Reduced predictive models for Micro-tearing modes in the pedestal

This talk will present a global reduced model for microtearing modes (MTM) in the H-mode pedestal, which reproduces distinctive features of experimentally observed magnetic fluctuations, such as chirping and discrete frequency bands with definite mode numbers. Our model, importantly, includes the global variation of the q profile and diamagnetic frequencies. In contrast, the local flux tube approach fails to reproduce these distinctive features. Our model includes a recently recognized feature for MTM stability; the MTM is enabled by the alignment of a rational surface with the peak in the profile of the diamagnetic frequency. Conversely, MTMs are strongly stabilized for toroidal mode numbers for which these quantities are misaligned. This feature explains the discrete fluctuation bands in several DIII-D and JET discharges. Gyrokinetic global simulations of those discharges using the GENE code have also demonstrated these concepts.
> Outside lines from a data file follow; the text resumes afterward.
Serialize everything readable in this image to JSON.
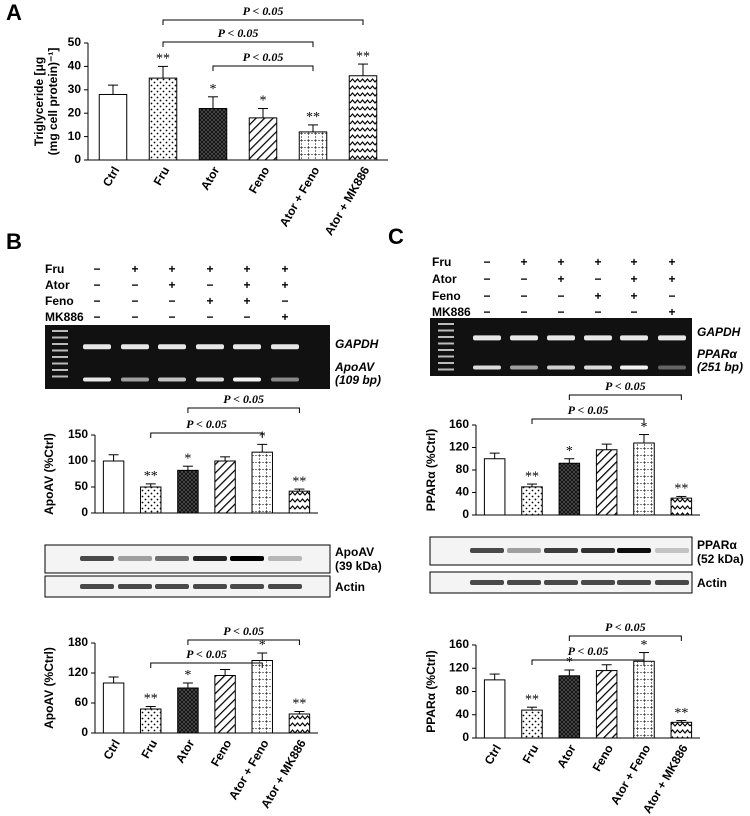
{
  "panel_labels": [
    "A",
    "B",
    "C"
  ],
  "chart_data": [
    {
      "type": "bar",
      "ylabel_lines": [
        "Triglyceride [μg",
        "(mg cell protein)⁻¹]"
      ],
      "categories": [
        "Ctrl",
        "Fru",
        "Ator",
        "Feno",
        "Ator + Feno",
        "Ator + MK886"
      ],
      "values": [
        28,
        35,
        22,
        18,
        12,
        36
      ],
      "errors": [
        4,
        5,
        5,
        4,
        3,
        5
      ],
      "annotations": [
        null,
        "**",
        "*",
        "*",
        "**",
        "**"
      ],
      "ylim": [
        0,
        50
      ],
      "yticks": [
        0,
        10,
        20,
        30,
        40,
        50
      ],
      "comparisons": [
        {
          "between": [
            1,
            5
          ],
          "label": "P < 0.05"
        },
        {
          "between": [
            1,
            4
          ],
          "label": "P < 0.05"
        },
        {
          "between": [
            2,
            4
          ],
          "label": "P < 0.05"
        }
      ]
    },
    {
      "type": "bar",
      "ylabel": "ApoAV (%Ctrl)",
      "values": [
        100,
        50,
        82,
        100,
        117,
        42
      ],
      "errors": [
        12,
        6,
        8,
        8,
        15,
        4
      ],
      "annotations": [
        null,
        "**",
        "*",
        null,
        "*",
        "**"
      ],
      "ylim": [
        0,
        150
      ],
      "yticks": [
        0,
        50,
        100,
        150
      ],
      "comparisons": [
        {
          "between": [
            1,
            4
          ],
          "label": "P < 0.05"
        },
        {
          "between": [
            2,
            5
          ],
          "label": "P < 0.05"
        }
      ]
    },
    {
      "type": "bar",
      "ylabel": "ApoAV (%Ctrl)",
      "categories": [
        "Ctrl",
        "Fru",
        "Ator",
        "Feno",
        "Ator + Feno",
        "Ator + MK886"
      ],
      "values": [
        100,
        48,
        90,
        115,
        145,
        38
      ],
      "errors": [
        12,
        5,
        10,
        12,
        15,
        5
      ],
      "annotations": [
        null,
        "**",
        "*",
        null,
        "*",
        "**"
      ],
      "ylim": [
        0,
        180
      ],
      "yticks": [
        0,
        60,
        120,
        180
      ],
      "comparisons": [
        {
          "between": [
            1,
            4
          ],
          "label": "P < 0.05"
        },
        {
          "between": [
            2,
            5
          ],
          "label": "P < 0.05"
        }
      ]
    },
    {
      "type": "bar",
      "ylabel": "PPARα (%Ctrl)",
      "values": [
        100,
        50,
        92,
        116,
        128,
        30
      ],
      "errors": [
        10,
        5,
        8,
        10,
        15,
        3
      ],
      "annotations": [
        null,
        "**",
        "*",
        null,
        "*",
        "**"
      ],
      "ylim": [
        0,
        160
      ],
      "yticks": [
        0,
        40,
        80,
        120,
        160
      ],
      "comparisons": [
        {
          "between": [
            1,
            4
          ],
          "label": "P < 0.05"
        },
        {
          "between": [
            2,
            5
          ],
          "label": "P < 0.05"
        }
      ]
    },
    {
      "type": "bar",
      "ylabel": "PPARα (%Ctrl)",
      "categories": [
        "Ctrl",
        "Fru",
        "Ator",
        "Feno",
        "Ator + Feno",
        "Ator + MK886"
      ],
      "values": [
        100,
        48,
        107,
        116,
        132,
        27
      ],
      "errors": [
        10,
        5,
        10,
        10,
        15,
        3
      ],
      "annotations": [
        null,
        "**",
        "*",
        null,
        "*",
        "**"
      ],
      "ylim": [
        0,
        160
      ],
      "yticks": [
        0,
        40,
        80,
        120,
        160
      ],
      "comparisons": [
        {
          "between": [
            1,
            4
          ],
          "label": "P < 0.05"
        },
        {
          "between": [
            2,
            5
          ],
          "label": "P < 0.05"
        }
      ]
    }
  ],
  "gels": [
    {
      "treatments": [
        {
          "label": "Fru",
          "signs": [
            "−",
            "+",
            "+",
            "+",
            "+",
            "+"
          ]
        },
        {
          "label": "Ator",
          "signs": [
            "−",
            "−",
            "+",
            "−",
            "+",
            "+"
          ]
        },
        {
          "label": "Feno",
          "signs": [
            "−",
            "−",
            "−",
            "+",
            "+",
            "−"
          ]
        },
        {
          "label": "MK886",
          "signs": [
            "−",
            "−",
            "−",
            "−",
            "−",
            "+"
          ]
        }
      ],
      "gel_labels": [
        "GAPDH",
        "ApoAV",
        "(109 bp)"
      ],
      "blot_labels": [
        "ApoAV",
        "(39 kDa)",
        "Actin"
      ]
    },
    {
      "treatments": [
        {
          "label": "Fru",
          "signs": [
            "−",
            "+",
            "+",
            "+",
            "+",
            "+"
          ]
        },
        {
          "label": "Ator",
          "signs": [
            "−",
            "−",
            "+",
            "−",
            "+",
            "+"
          ]
        },
        {
          "label": "Feno",
          "signs": [
            "−",
            "−",
            "−",
            "+",
            "+",
            "−"
          ]
        },
        {
          "label": "MK886",
          "signs": [
            "−",
            "−",
            "−",
            "−",
            "−",
            "+"
          ]
        }
      ],
      "gel_labels": [
        "GAPDH",
        "PPARα",
        "(251 bp)"
      ],
      "blot_labels": [
        "PPARα",
        "(52 kDa)",
        "Actin"
      ]
    }
  ]
}
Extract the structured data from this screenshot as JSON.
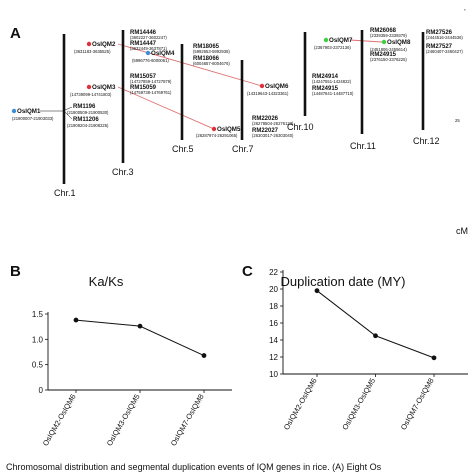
{
  "panel_a": {
    "letter": "A",
    "cm_label": "cM",
    "scale_tick": "25",
    "scale_star": "*",
    "chromosomes": [
      {
        "label": "Chr.1"
      },
      {
        "label": "Chr.3"
      },
      {
        "label": "Chr.5"
      },
      {
        "label": "Chr.7"
      },
      {
        "label": "Chr.10"
      },
      {
        "label": "Chr.11"
      },
      {
        "label": "Chr.12"
      }
    ],
    "genes": [
      {
        "name": "OsIQM1",
        "pos": "(21900007-21903033)",
        "color": "#3b8fd6"
      },
      {
        "name": "OsIQM2",
        "pos": "(3631183-3635525)",
        "color": "#e0303a"
      },
      {
        "name": "OsIQM3",
        "pos": "(14739099-14741803)",
        "color": "#e0303a"
      },
      {
        "name": "OsIQM4",
        "pos": "(5996776-6000061)",
        "color": "#3b8fd6"
      },
      {
        "name": "OsIQM5",
        "pos": "(26287974-26291065)",
        "color": "#e0303a"
      },
      {
        "name": "OsIQM6",
        "pos": "(14319643-14323361)",
        "color": "#e0303a"
      },
      {
        "name": "OsIQM7",
        "pos": "(2367903-2372136)",
        "color": "#3fcf3f"
      },
      {
        "name": "OsIQM8",
        "pos": "(2451806-2455614)",
        "color": "#3fcf3f"
      }
    ],
    "markers": [
      {
        "name": "RM1196",
        "pos": "(21900509-21900530)"
      },
      {
        "name": "RM11206",
        "pos": "(21908204-21908225)"
      },
      {
        "name": "RM14446",
        "pos": "(3602227-3602247)"
      },
      {
        "name": "RM14447",
        "pos": "(3632449-3637871)"
      },
      {
        "name": "RM15057",
        "pos": "(14727859-14727879)"
      },
      {
        "name": "RM15059",
        "pos": "(14759738-14769761)"
      },
      {
        "name": "RM18065",
        "pos": "(5992653-5992938)"
      },
      {
        "name": "RM18066",
        "pos": "(6004657-6004676)"
      },
      {
        "name": "RM22026",
        "pos": "(26278504-26276123)"
      },
      {
        "name": "RM22027",
        "pos": "(26303017-26303040)"
      },
      {
        "name": "RM24914",
        "pos": "(14247551-1424822)"
      },
      {
        "name": "RM24915",
        "pos": "(14487641-14487710)"
      },
      {
        "name": "RM26068",
        "pos": "(2339359-2339379)"
      },
      {
        "name": "RM24915",
        "pos": "(2376150-2376225)"
      },
      {
        "name": "RM27526",
        "pos": "(2444516-2444536)"
      },
      {
        "name": "RM27527",
        "pos": "(2460407-2460427)"
      }
    ],
    "duplication_links": [
      {
        "from": "OsIQM2",
        "to": "OsIQM6"
      },
      {
        "from": "OsIQM3",
        "to": "OsIQM5"
      },
      {
        "from": "OsIQM7",
        "to": "OsIQM8"
      }
    ],
    "link_color": "#e07070"
  },
  "panel_b": {
    "letter": "B",
    "chart_data": {
      "type": "line",
      "title": "Ka/Ks",
      "categories": [
        "OsIQM2-OsIQM6",
        "OsIQM3-OsIQM5",
        "OsIQM7-OsIQM8"
      ],
      "values": [
        1.38,
        1.26,
        0.68
      ],
      "ylim": [
        0,
        1.5
      ],
      "yticks": [
        "0",
        "0.5",
        "1.0",
        "1.5"
      ],
      "xlabel": "",
      "ylabel": ""
    }
  },
  "panel_c": {
    "letter": "C",
    "chart_data": {
      "type": "line",
      "title": "Duplication date (MY)",
      "categories": [
        "OsIQM2-OsIQM6",
        "OsIQM3-OsIQM5",
        "OsIQM7-OsIQM8"
      ],
      "values": [
        19.8,
        14.5,
        11.9
      ],
      "ylim": [
        10,
        22
      ],
      "yticks": [
        "10",
        "12",
        "14",
        "16",
        "18",
        "20",
        "22"
      ],
      "xlabel": "",
      "ylabel": ""
    }
  },
  "caption": "Chromosomal distribution and segmental duplication events of IQM genes in rice. (A) Eight Os"
}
In this talk, we present the application of the model to many representative experimental pedestal conditions from DIII-D, by comparing the experimental spectrogram with the global reduced model and GENE simulations. The experimentally observed frequency bands overlap with the predicted frequencies of the global reduced model. The growth rate calculated by such a reduced model has a qualitative agreement with GENE global linear simulations. We also characterize the parameter regimes and scenarios in which the MTM is expected to be active. Based on recent combined experimental, theoretical, and simulation studies, it is well established that MTMs are one of the prime candidates for electron heat transport in the pedestal. A fast yet accurate reduced model for MTMs enables rapid interpretation of magnetic fluctuation data from a wide range of experimental conditions to help assess the role of MTM in the pedestal.